- Developer: Gamesoft
- Producers: Vishal Gumber; Nigel Marshall;
- Designers: Adam Pinto; Arianne Elliott; Dan Khoury;
- Programmers: Andrew Matthews; Adam Pinto; Greg Matthews; Joel Van De Vorstenbosch; Keen Fong;
- Artists: Aaron Bautista; Anitta Smith; Andrew Matthews; Arianne Elliott; Boramy Unn; Nichelle Nolan; Nicole Padilha; Princy Suarez; Jonathon Iskov; Tavish Cotter;
- Writer: Daniel McMahon
- Composers: Thilo Schaller; Alex Coe; James Flood; Jonathan Martinez; Lionel Hobden;
- Platforms: Windows; OS X;
- Release: Windows: WW: October 10, 2016; Mac OS: WW: October 28, 2016;
- Genre: Puzzle-platform
- Mode: Single-player

= Clockwork (video game) =

2016 video game

Clockwork is a puzzle-platform game developed and published by Sydney, Australia based video game studio Gamesoft.

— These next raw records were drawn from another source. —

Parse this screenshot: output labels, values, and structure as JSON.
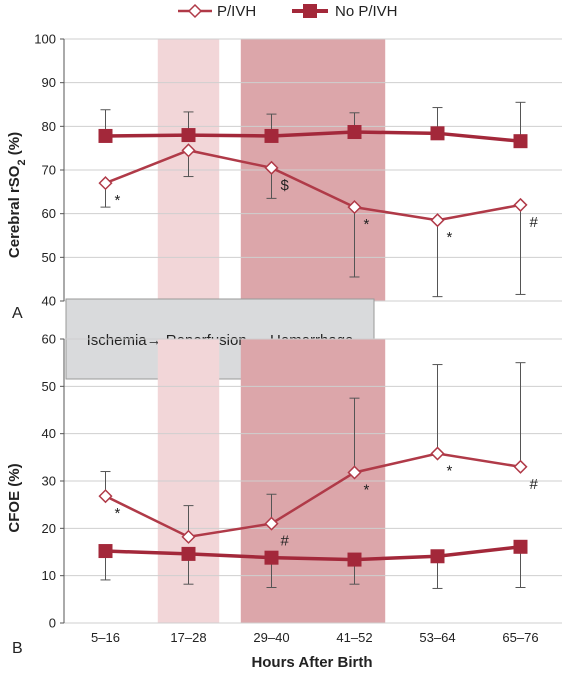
{
  "legend": {
    "pivh": "P/IVH",
    "no_pivh": "No P/IVH"
  },
  "x_title": "Hours After Birth",
  "box_text": "Ischemia→ Reperfusion → Hemorrhage",
  "colors": {
    "series": "#b03a48",
    "series_dark": "#a3283a",
    "light_band": "#f2d6d8",
    "dark_band": "#dca6aa",
    "box_fill": "#d9dadc",
    "grid": "#cfcfcf",
    "errorbar": "#555555"
  },
  "chart_data": [
    {
      "type": "line",
      "panel_label": "A",
      "ylabel": "Cerebral rSO2 (%)",
      "ylim": [
        40,
        100
      ],
      "yticks": [
        40,
        50,
        60,
        70,
        80,
        90,
        100
      ],
      "grid": true,
      "categories": [
        "5–16",
        "17–28",
        "29–40",
        "41–52",
        "53–64",
        "65–76"
      ],
      "shaded_regions": [
        {
          "from": "17–28",
          "to": "17–28",
          "shade": "light"
        },
        {
          "from": "29–40",
          "to": "41–52",
          "shade": "dark"
        }
      ],
      "series": [
        {
          "name": "P/IVH",
          "marker": "open-diamond",
          "values": [
            67,
            74.5,
            70.5,
            61.5,
            58.5,
            62
          ],
          "err_low": [
            61.5,
            68.5,
            63.5,
            45.5,
            41,
            41.5
          ],
          "err_high": [
            null,
            null,
            null,
            null,
            null,
            null
          ],
          "annotations": [
            "*",
            "",
            "$",
            "*",
            "*",
            "#"
          ]
        },
        {
          "name": "No P/IVH",
          "marker": "filled-square",
          "values": [
            77.8,
            78,
            77.8,
            78.7,
            78.4,
            76.6
          ],
          "err_low": [
            null,
            null,
            null,
            null,
            null,
            null
          ],
          "err_high": [
            83.8,
            83.3,
            82.8,
            83.1,
            84.3,
            85.5
          ],
          "annotations": [
            "",
            "",
            "",
            "",
            "",
            ""
          ]
        }
      ]
    },
    {
      "type": "line",
      "panel_label": "B",
      "ylabel": "CFOE (%)",
      "ylim": [
        0,
        60
      ],
      "yticks": [
        0,
        10,
        20,
        30,
        40,
        50,
        60
      ],
      "grid": true,
      "categories": [
        "5–16",
        "17–28",
        "29–40",
        "41–52",
        "53–64",
        "65–76"
      ],
      "shaded_regions": [
        {
          "from": "17–28",
          "to": "17–28",
          "shade": "light"
        },
        {
          "from": "29–40",
          "to": "41–52",
          "shade": "dark"
        }
      ],
      "series": [
        {
          "name": "P/IVH",
          "marker": "open-diamond",
          "values": [
            26.8,
            18.2,
            21,
            31.8,
            35.8,
            33
          ],
          "err_low": [
            null,
            null,
            null,
            null,
            null,
            null
          ],
          "err_high": [
            32,
            24.8,
            27.2,
            47.5,
            54.6,
            55
          ],
          "annotations": [
            "*",
            "",
            "#",
            "*",
            "*",
            "#"
          ]
        },
        {
          "name": "No P/IVH",
          "marker": "filled-square",
          "values": [
            15.2,
            14.6,
            13.8,
            13.4,
            14.1,
            16.1
          ],
          "err_low": [
            9.1,
            8.2,
            7.5,
            8.2,
            7.3,
            7.5
          ],
          "err_high": [
            null,
            null,
            null,
            null,
            null,
            null
          ],
          "annotations": [
            "",
            "",
            "",
            "",
            "",
            ""
          ]
        }
      ]
    }
  ]
}
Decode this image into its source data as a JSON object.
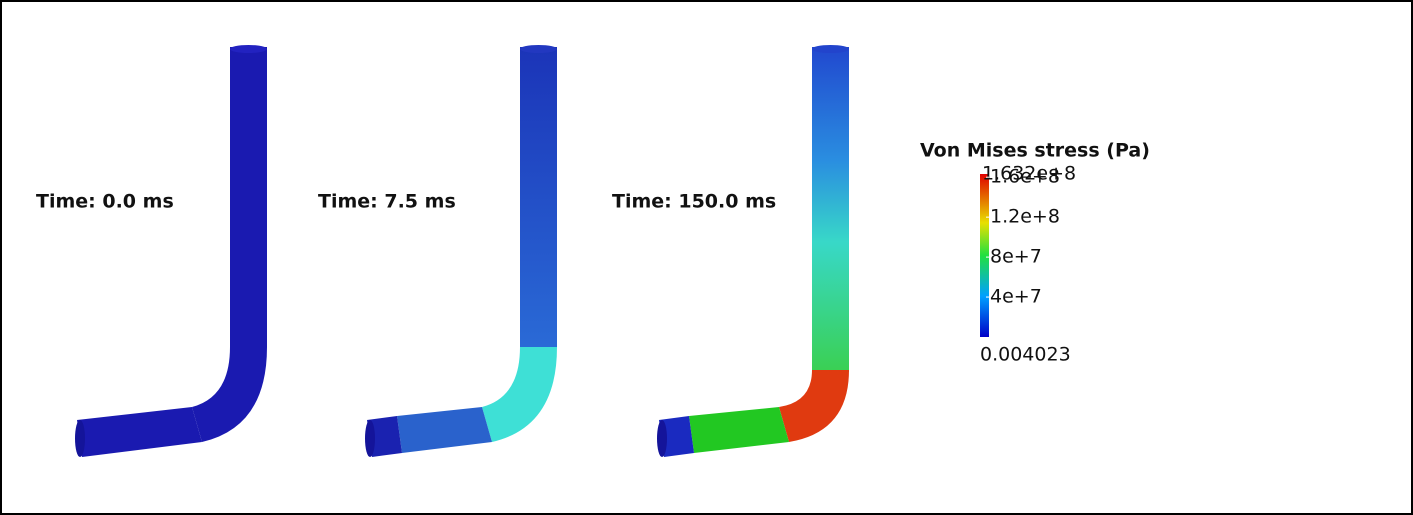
{
  "panels": [
    {
      "label": "Time: 0.0 ms"
    },
    {
      "label": "Time: 7.5 ms"
    },
    {
      "label": "Time: 150.0 ms"
    }
  ],
  "colorbar": {
    "title": "Von Mises stress (Pa)",
    "min": {
      "value": 0.004023,
      "label": "0.004023"
    },
    "max": {
      "value": 163200000,
      "label": "1.632e+8"
    },
    "ticks": [
      {
        "value": 40000000,
        "label": "4e+7"
      },
      {
        "value": 80000000,
        "label": "8e+7"
      },
      {
        "value": 120000000,
        "label": "1.2e+8"
      },
      {
        "value": 160000000,
        "label": "1.6e+8"
      }
    ]
  }
}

The game has a steampunk theme and is set in a city in a dystopian future.

==Plot==
Clockwork is set in the dystopian future city of Watchtower; As Atto you try to get by day to day, until he discovers his watch is inhabited by the spirit of a girl known as Milli. Atto decided to return Milli to her creator, and the two need to work together to get through the dangerous obstacles of Clocktower with Milli's mysterious power to reverse time.

==Development==
Gamesoft, a video game studio based in Parramatta, Sydney, Australia, began development of Clockwork in 2014. Vishal Gumber, the CEO of Gamesoft, said the game took two years to finish with a team of twenty five people.

==Reception==
Reviews for the game largely praise the art and soundtrack for being beautiful and bringing the steampunk work of Clocktower to life. However, bugs in the gameplay and some confused game design in the latter part of the game have caused mixed reviews on Steam.